Much has been made recently of how the App Economy is a “job leader.” People are saying that the App Economy has “managed to create jobs during the worst recession since the Great Depression,” and has created 466,000 jobs since 2007. This is clearly good news, but I’m skeptical of the future of this App Economy to continue creating jobs. Here are some random thoughts:
- Current App Economy growth is probably driven in large part by the the adoption of new mobile operating systems. Once the mobile market is saturated, App Economy growth may level off.
- In an open app marketplace, apps compete against all other apps. This inevitably leads to the superstar effect.
- As with other software, for every paid app there is likely to be a free ad-driven alternative, and for every ad-driven alternative, there is likely to be an ad-free alternative developed by amateurs. Digital abundance tends to drive prices down toward zero.
- As computers increase in power, it will become easy to absorb many app features into other apps, or even into the operating systems themselves, possibly creating convergence towards just a few “everything” apps.

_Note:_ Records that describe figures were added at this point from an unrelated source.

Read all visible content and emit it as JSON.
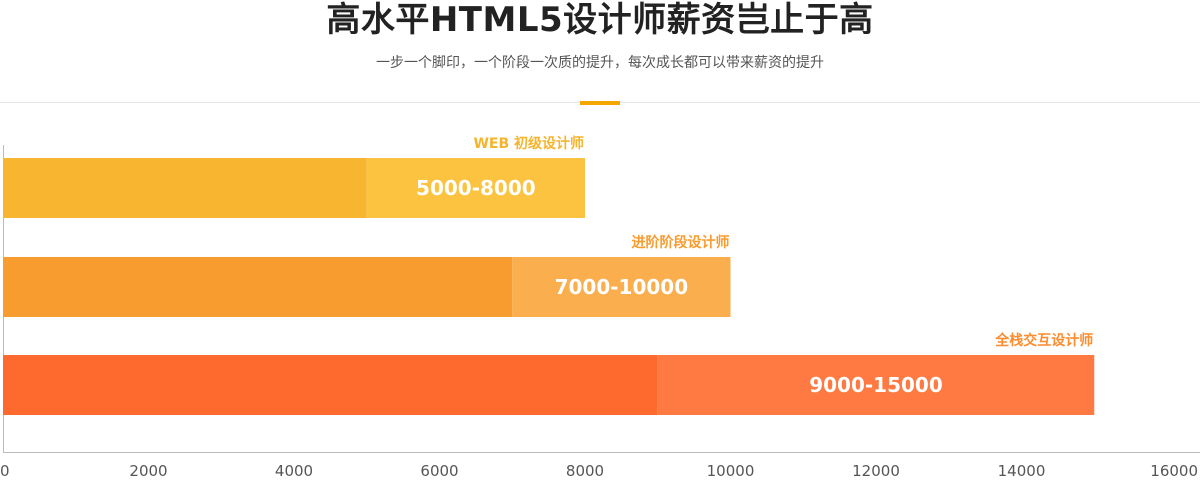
{
  "header": {
    "title": "高水平HTML5设计师薪资岂止于高",
    "subtitle": "一步一个脚印，一个阶段一次质的提升，每次成长都可以带来薪资的提升"
  },
  "colors": {
    "accent": "#f5a700",
    "axis": "#bbbbbb"
  },
  "chart_data": {
    "type": "bar",
    "orientation": "horizontal",
    "grid": false,
    "xlim": [
      0,
      16000
    ],
    "x_ticks": [
      "0",
      "2000",
      "4000",
      "6000",
      "8000",
      "10000",
      "12000",
      "14000",
      "16000"
    ],
    "series": [
      {
        "label": "WEB 初级设计师",
        "range_text": "5000-8000",
        "min": 5000,
        "max": 8000,
        "color_dark": "#f8b52f",
        "color_light": "#fbc340",
        "label_color": "#f6b42d"
      },
      {
        "label": "进阶阶段设计师",
        "range_text": "7000-10000",
        "min": 7000,
        "max": 10000,
        "color_dark": "#f99c30",
        "color_light": "#fbae4d",
        "label_color": "#f99c30"
      },
      {
        "label": "全栈交互设计师",
        "range_text": "9000-15000",
        "min": 9000,
        "max": 15000,
        "color_dark": "#fe6a2e",
        "color_light": "#ff7a42",
        "label_color": "#fd8c2f"
      }
    ]
  }
}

- New creation tools will make it easy for ordinary people to quickly create custom apps and thereby lower the market rate of app developers. As an analogy, consider the plethora of easy-to-use blogging tools that exist today. Not long ago, building a robust blog would have required hiring a web developer, or at least learning a bit of programming. Building a simple app may soon be as easy as starting a blog.
- Improved device and network speeds will allow the remote execution of app-style programs through your web browser, effectively bypassing the App Economy entirely.